Mpox antiviral guidance for health-care providers

Ontario continues to monitor for cases of mpox and is working collaboratively with health care providers, Public Health Ontario (PHO), and the Public Health Agency of Canada (PHAC) to address health risk(s). Mpox Antiviral Guidance for Health Care Providers provides basic information only.

Resources

Suspect mpox algorithm for primary care

  1. Complete Public Health Ontario’s Mpox Reporting Tool (page 1 only) and fax to 613-549-0349.
  2. Notify suspect mpox patient to isolate until they receive a negative test result or they receive a call from public health.
  3. Place patient in a private room with door closed wearing a medical mask (if tolerated). Don the following PPE: gown, N95, eye protection, gloves.
  4. Does the patient have a rash that can be tested? (lesion fluid, crust material, scab, swab of lesion)
    • Yes: Collect up to 3 skin lesion specimens using a virus culture collection kit. NP/throat/blood samples are NOT needed if the patient has a rash that can be sampled.
    • No: Collect an NP or throat swab using a virus respiratory collection kit, and collect a blood sample using a red topped tube (≥5ml).
  5. Label specimen tubes: patient full name, date of collection and a unique identifier (DOB or HCN).
  6. Place sample in a biohazard bag.
  7. Complete Public Health Ontario’s General Test Requisition and place in the back fold of the sealed biohazard bag.
  8. Place specimens for transport in the appropriate transport bag for ‘Biological Substance Category B’. Mark the transport bag with « TU 0886 ».
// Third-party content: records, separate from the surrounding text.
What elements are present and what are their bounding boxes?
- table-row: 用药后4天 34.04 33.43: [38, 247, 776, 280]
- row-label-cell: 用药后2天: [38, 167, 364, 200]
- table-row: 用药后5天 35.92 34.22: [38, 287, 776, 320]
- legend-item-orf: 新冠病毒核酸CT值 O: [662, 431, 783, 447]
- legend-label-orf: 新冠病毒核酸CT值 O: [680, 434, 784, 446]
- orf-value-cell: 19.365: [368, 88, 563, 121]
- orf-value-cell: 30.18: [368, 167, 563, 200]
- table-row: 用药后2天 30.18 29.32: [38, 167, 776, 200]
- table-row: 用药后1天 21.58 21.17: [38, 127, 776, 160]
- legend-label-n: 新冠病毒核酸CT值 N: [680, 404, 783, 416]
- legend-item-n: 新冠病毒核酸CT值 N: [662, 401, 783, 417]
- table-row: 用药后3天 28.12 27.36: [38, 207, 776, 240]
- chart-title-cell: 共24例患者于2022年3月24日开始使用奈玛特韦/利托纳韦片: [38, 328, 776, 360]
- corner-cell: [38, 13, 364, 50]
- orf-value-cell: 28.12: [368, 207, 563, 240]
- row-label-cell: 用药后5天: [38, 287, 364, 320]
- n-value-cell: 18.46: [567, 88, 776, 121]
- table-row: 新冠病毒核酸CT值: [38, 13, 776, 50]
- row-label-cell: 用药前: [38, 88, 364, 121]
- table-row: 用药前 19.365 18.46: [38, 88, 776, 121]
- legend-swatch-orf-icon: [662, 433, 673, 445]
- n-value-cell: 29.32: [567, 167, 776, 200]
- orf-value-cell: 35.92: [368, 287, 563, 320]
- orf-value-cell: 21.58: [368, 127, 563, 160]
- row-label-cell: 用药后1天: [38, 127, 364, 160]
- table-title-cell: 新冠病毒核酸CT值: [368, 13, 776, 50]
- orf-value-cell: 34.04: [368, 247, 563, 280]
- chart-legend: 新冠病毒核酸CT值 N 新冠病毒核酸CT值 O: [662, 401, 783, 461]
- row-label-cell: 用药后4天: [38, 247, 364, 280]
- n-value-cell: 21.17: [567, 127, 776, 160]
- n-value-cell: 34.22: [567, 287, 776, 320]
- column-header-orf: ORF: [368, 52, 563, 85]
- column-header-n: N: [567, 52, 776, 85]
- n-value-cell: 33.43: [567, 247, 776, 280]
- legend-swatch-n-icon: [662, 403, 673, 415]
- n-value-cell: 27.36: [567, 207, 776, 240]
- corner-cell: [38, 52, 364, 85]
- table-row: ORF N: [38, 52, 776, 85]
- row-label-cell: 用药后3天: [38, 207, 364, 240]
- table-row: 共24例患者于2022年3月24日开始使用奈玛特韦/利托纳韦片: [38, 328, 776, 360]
Rabies is spread through the saliva of an infected animal via a bite, or if the saliva is introduced into a person’s mouth, nose, eyes, open cut, sore or wound.

All potential rabies exposures, animal bites and scratches, must be reported to Southeast Public Health. A Public Health Inspector will complete an investigation to ensure the victim was not exposed to the rabies virus at the time of the bite or scratch.

Initiation of rabies post-exposure prophylaxis must be reported to Southeast Public Health.